Ghafar sangat takut. Sebuah ketakuatan akan masa depan yang ingin direngkuhnya bersama Laila. Pemuda itu merasa khilaf dengan karya barunya. Improvisasinya yang provokatif dalam menggoret gadis idamannya dianggapnya over dosis. Prilaku Laila saat ini benar-benar membubarkan gagasannya tentang masa depan yang ingin ditempuhnya.

“Aku tidak bermaksud membuatmu begini, Laila...” ungkap Ghafar di sebuah kafe, tempat mereka biasa berbagi kisah.

“Kamu salah, bang Ghafar, justru aku menemukan diriku yang sebenarnya karena kamu. Aku justru tahu bagaimana kehidupan harus ditundukkan, seperti katamu. Bukan mengikuti kehendak nilai-nilai yang menundukkanku pada kehidupan. Terus terang, aku puas dengan caramu, bang Ghafar.” Bantah Laila.

Ghafar terperangah mendengar setiap kalimat yang didengarnya. Bukan bahasa yang disampaikan. Sebab bahasa yang keluar dari mulutnya tidak asing lagi baginya. Bukan pula isi dan makna-makna yang dilontarkan. Tapi intonasi-intonasi yang menekan pada beberapa kata yang membuat hatinya getir. Kelembutan pada setiap ujung ungkapan-ungkapannya pada masa lalu yang membuatnya lumer kini tidak ada lagi. Malah sebaliknya, kata-katanya seperti memompa adrenalinnya untuk menegang keras. Hampir saja Ghafar berteriak, “Stop!!” saat membekap kepalanya. Tapi, kata itu tertahan dalam perasaan saja. Ia hanya meremas rambutnya gemas. Dia tak bisa mengeluarkan kekesalan dan penyesalan yang menumpuk tebal dalam dadanya. Tapi, tak seluruh bagian tubuhnya bisa menyembunyikan gejolak jiwanya. Tangannya tampak mengepal keras menekan dahinya kuat ke atas. Matanya terpejam rapat sambil mencoba mencari jawaban.

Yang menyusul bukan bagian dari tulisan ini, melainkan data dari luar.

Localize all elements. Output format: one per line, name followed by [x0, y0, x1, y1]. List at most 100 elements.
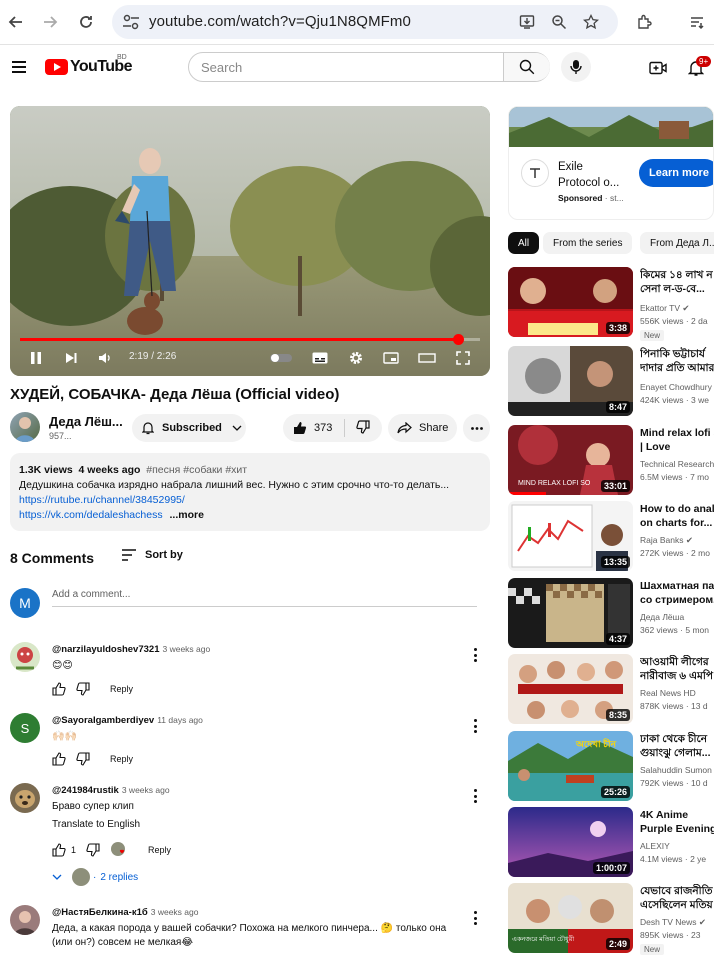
comment-avatar[interactable] [10, 783, 40, 813]
comment-author[interactable]: @SayoraIgamberdiyev 11 days ago [52, 715, 203, 726]
dislike-button[interactable] [345, 419, 370, 437]
search-button[interactable] [503, 53, 550, 81]
chip-from-channel[interactable]: From Деда Л... [640, 232, 714, 254]
thumbs-up-icon[interactable] [52, 682, 66, 696]
site-info-icon[interactable] [122, 14, 140, 30]
video-scrubber[interactable] [452, 334, 464, 345]
video-thumbnail[interactable]: 13:35 [508, 501, 633, 571]
comment-menu-icon[interactable] [472, 648, 478, 662]
settings-gear-icon[interactable] [348, 348, 364, 368]
video-progress-bar[interactable] [20, 334, 480, 345]
reading-list-icon[interactable] [685, 10, 709, 34]
extensions-icon[interactable] [632, 10, 656, 34]
video-channel[interactable]: Enayet Chowdhury [640, 382, 714, 392]
channel-name[interactable]: Деда Лёш... [49, 414, 123, 429]
recommended-video[interactable]: 4:37 Шахматная пар со стримером... Деда … [508, 578, 714, 650]
video-channel[interactable]: Salahuddin Sumon [640, 765, 714, 775]
description-box[interactable]: 1.3K views 4 weeks ago #песня #собаки #х… [10, 453, 490, 531]
video-thumbnail[interactable]: 3:38 [508, 267, 633, 337]
like-button[interactable]: 373 [283, 419, 345, 437]
comment-avatar[interactable]: S [10, 713, 40, 743]
video-thumbnail[interactable]: 8:47 [508, 346, 633, 416]
description-link-vk[interactable]: https://vk.com/dedaleshachess [19, 509, 163, 521]
fullscreen-icon[interactable] [455, 348, 471, 368]
comment-menu-icon[interactable] [472, 911, 478, 925]
zoom-icon[interactable] [550, 13, 568, 31]
reply-button[interactable]: Reply [110, 684, 133, 694]
subscribed-button[interactable]: Subscribed [132, 414, 246, 442]
comment-menu-icon[interactable] [472, 719, 478, 733]
address-bar[interactable]: youtube.com/watch?v=Qju1N8QMFm0 [112, 5, 618, 39]
pause-icon[interactable] [28, 348, 44, 368]
recommended-video[interactable]: 8:47 পিনাকি ভট্টাচার্য দাদার প্রতি আমার … [508, 346, 714, 418]
recommended-video[interactable]: 8:35 আওয়ামী লীগের নারীবাজ ৬ এমপি Real N… [508, 654, 714, 726]
bookmark-star-icon[interactable] [582, 13, 600, 31]
next-video-icon[interactable] [63, 348, 79, 368]
comment-avatar[interactable] [10, 905, 40, 935]
description-link-rutube[interactable]: https://rutube.ru/channel/38452995/ [19, 494, 185, 506]
video-player[interactable]: 2:19 / 2:26 [10, 106, 490, 376]
video-thumbnail[interactable]: MIND RELAX LOFI SO 33:01 [508, 425, 633, 495]
channel-avatar[interactable] [10, 412, 40, 442]
menu-icon[interactable] [12, 61, 26, 73]
video-thumbnail[interactable]: 8:35 [508, 654, 633, 724]
search-box[interactable]: Search [188, 52, 550, 82]
forward-arrow-icon[interactable] [38, 10, 62, 34]
theater-mode-icon[interactable] [418, 348, 436, 368]
translate-link[interactable]: Translate to English [52, 818, 140, 832]
view-replies-button[interactable]: · 2 replies [52, 868, 138, 886]
create-video-icon[interactable] [648, 58, 668, 78]
video-thumbnail[interactable]: 4:37 [508, 578, 633, 648]
thumbs-up-icon[interactable] [52, 843, 66, 857]
video-channel[interactable]: Real News HD [640, 688, 714, 698]
comment-actions: Reply [52, 752, 133, 766]
comment-author[interactable]: @narzilayuldoshev7321 3 weeks ago [52, 644, 210, 655]
voice-search-button[interactable] [561, 52, 591, 82]
video-thumbnail[interactable]: 1:00:07 [508, 807, 633, 877]
svg-text:একনজরে মতিয়া চৌধুরী: একনজরে মতিয়া চৌধুরী [512, 934, 575, 943]
learn-more-button[interactable]: Learn more [639, 159, 713, 187]
back-arrow-icon[interactable] [4, 10, 28, 34]
recommended-video[interactable]: MIND RELAX LOFI SO 33:01 Mind relax lofi… [508, 425, 714, 497]
video-thumbnail[interactable]: একনজরে মতিয়া চৌধুরী 2:49 [508, 883, 633, 953]
thumbs-down-icon[interactable] [86, 843, 100, 857]
sponsored-ad-card[interactable]: Exile Protocol o... Sponsored · st... Le… [508, 106, 714, 220]
chip-all[interactable]: All [508, 232, 540, 254]
video-channel[interactable]: Raja Banks ✔ [640, 535, 714, 546]
reload-icon[interactable] [74, 10, 98, 34]
show-more-button[interactable]: ...more [170, 509, 204, 521]
video-channel[interactable]: Technical Research [640, 459, 714, 469]
thumbs-up-icon[interactable] [52, 752, 66, 766]
comment-avatar[interactable] [10, 642, 40, 672]
share-button[interactable]: Share [388, 414, 457, 442]
miniplayer-icon[interactable] [383, 348, 399, 368]
thumbs-down-icon[interactable] [76, 682, 90, 696]
video-channel[interactable]: Деда Лёша [640, 612, 714, 622]
reply-button[interactable]: Reply [110, 754, 133, 764]
comment-author[interactable]: @НастяБелкина-к1б 3 weeks ago [52, 907, 198, 918]
volume-icon[interactable] [97, 348, 113, 368]
video-channel[interactable]: Ekattor TV ✔ [640, 303, 714, 314]
autoplay-toggle-icon[interactable] [269, 348, 293, 368]
recommended-video[interactable]: 3:38 কিমের ১৪ লাখ ন সেনা ল-ড-বে... Ekatt… [508, 267, 714, 341]
recommended-video[interactable]: অদেখা চীন 25:26 ঢাকা থেকে চীনে গুয়াংঝু … [508, 731, 714, 803]
comment-menu-icon[interactable] [472, 789, 478, 803]
video-channel[interactable]: ALEXIY [640, 841, 714, 851]
recommended-video[interactable]: 13:35 How to do analy on charts for... R… [508, 501, 714, 573]
chip-from-the-series[interactable]: From the series [543, 232, 633, 254]
add-comment-input[interactable]: Add a comment... [52, 589, 477, 607]
recommended-video[interactable]: 1:00:07 4K Anime Purple Evening Sky -...… [508, 807, 714, 879]
hashtags[interactable]: #песня #собаки #хит [146, 464, 247, 476]
subtitles-icon[interactable] [312, 348, 328, 368]
recommended-video[interactable]: একনজরে মতিয়া চৌধুরী 2:49 যেভাবে রাজনীতি… [508, 883, 714, 955]
search-input[interactable]: Search [201, 60, 242, 75]
reply-button[interactable]: Reply [148, 845, 171, 855]
thumbs-down-icon[interactable] [76, 752, 90, 766]
user-avatar[interactable]: M [10, 588, 40, 618]
comment-author[interactable]: @241984rustik 3 weeks ago [52, 785, 170, 796]
sort-by-button[interactable]: Sort by [121, 549, 183, 561]
more-actions-button[interactable] [463, 414, 490, 442]
video-channel[interactable]: Desh TV News ✔ [640, 917, 714, 928]
video-thumbnail[interactable]: অদেখা চীন 25:26 [508, 731, 633, 801]
install-app-icon[interactable] [518, 13, 536, 31]
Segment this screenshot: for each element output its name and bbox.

Malam-malam penuh tegang kembali membayang dalam hayalan Ghafar tentang Laila seperti saat pertama ia kenal. Meski matanya tertutup rapat, bayangan Laila makin terang bercengkerama. Beberapa hari ia mencoba menenangkan jiwa. Dengan bekerja penuh konsentrasi. Beban pikirannya memang telah berkurang terbagi dengan pekerjaan. Namun, sesak dadanya masih saja tersisa.

~~)o0o(~~

Ghafar mencoba benar-benar menghilangkan secercah rasa yang masih membekas di hatinya. Kepergiannya tidak ingin menyisahkan sesal yang takkan pernah terjawab. Ia sudah datangi tempat tinggal Laila yang lalu. Tapi ia sudah tidak ada. Telpon yang pernah dipunyainya pun tak bisa lagi dihubungi. Ghafar sendiri menjadi heran, kenapa sesaat akan meninggalkan kota ini justru ia sangat ingin bertemu dengan Laila. Gadis lugu dan lembut yang pernah ada. Walaupun keluguan dan kelembutan itu kini entah telah kemana. Pagi menghujum bumi. Dengan tas di punggung Ghafar berdiri di sisi trotoar menunggu taksi. Tiba-tiba seorang gadis menghampiri menanyakan alamat sambil menunjukkan kertas kecil dari tas tangannya. “Permisi bang, alamat ini di sebelah mana ya...?” tanya gadis itu mengingatkan Ghafar 11 bulan 21 hari yang lalu.